Throwing it back to first semester of my freshman year of undergrad. I had partied all week long and came home for the weekend. After a summer post senior year of eating what I wanted, working out sporadically, and drinking more vodka than water I had noticed I had gotten a little curvier. I decided to step on the scale and it read back 156..I literally almost threw up. I was so unhappy and disappointed in myself and my body image went from average to pure disgust in less than 30 seconds. I knew I had to do something but didn’t know how to start. That following spring semester I got really into running. What started as losing 10 pounds turned to 20, and then 30+. Every time I reached my goal it wasn’t good enough. Another 100 calories would be cut until I was around 800-1000 calories a day and was running at least 7-10 miles (or doing other cardio to compensate-which rationally to me at the time was around 120 minutes). My boobs had shrunk from a DD to a small C and my butt went MIA and my weight STILL wasn’t low enough. The scale finally ready 112 but wouldn’t 108 be even better? My mentality became completely distorted and seemed to worsen by the week that entire summer.
Needless to say I wound up in an eating disorder outpatient clinic by the end of the summer. I still didn’t feel skinny enough to be there even though my vitals were terrible and my metabolic testing showed I was completely malnourished. I looked around at bone thin girls and felt undeserving and inadequate to be there. Now I see that I needed to be there more than anything. The nutritionist gave me a meal plan of 2,100 calories and an exercise restriction of 30 minutes a day. I left the clinic that day and ran 10 miles. How could I undo all my hard work? I went to all that to get here, how could I just throw it away and gain weight?
Now I see that weighing less doesn’t necessarily make you more attractive,healthier, happier, or more fit. In fact for me it meant the opposite of all of those things. That following summer I made slight progress but still was really restricting and running around 55-60 miles a week on a training plan. I weighed myself and saw 125. I freaked out. That day I decided I didn’t want to weigh myself again. And I haven’t since. I go to the doctors and get weighed backwards. I no longer rely on a number to tell me how fit I am because the number means nothing. Have I gained weight? Definitely! I have really bad body image days where I feel fat and disgusting, but I had just as many when I weighed 112 pounds.
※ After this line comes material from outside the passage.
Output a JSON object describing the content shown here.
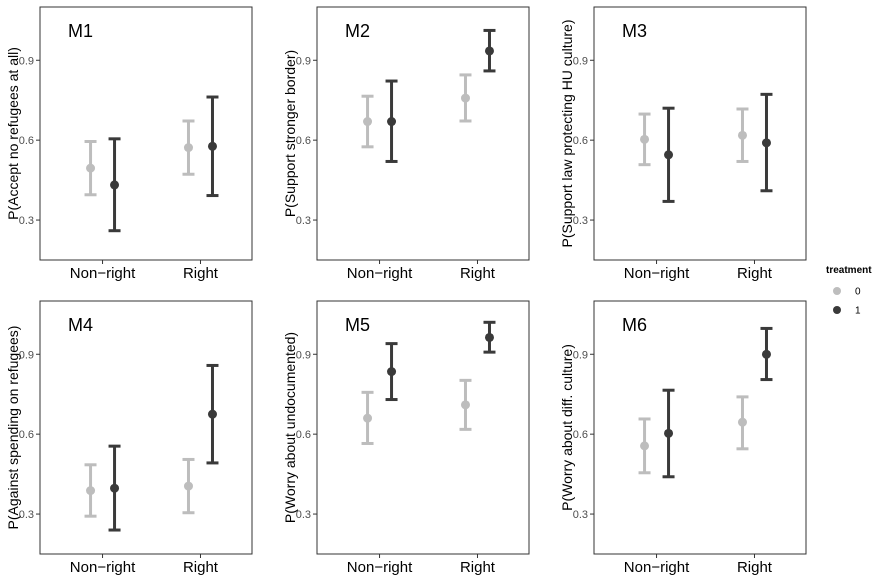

I cut the endless cardio, started doing more circuits and weight based exercises and have re-discovered my butt and some of my boobs! Friends and family have told me I look healthier and my skin looks better, but they can never put their finger on what exactly has changed. I know its the food and nourishment and although the “healthy” comments can be triggering I am starting to realize that looking “sick” is NOT anything to strive for. I highly suggest if you can, get rid of the scale as well! It has been one of the best decisions in my fitness journey and recovery.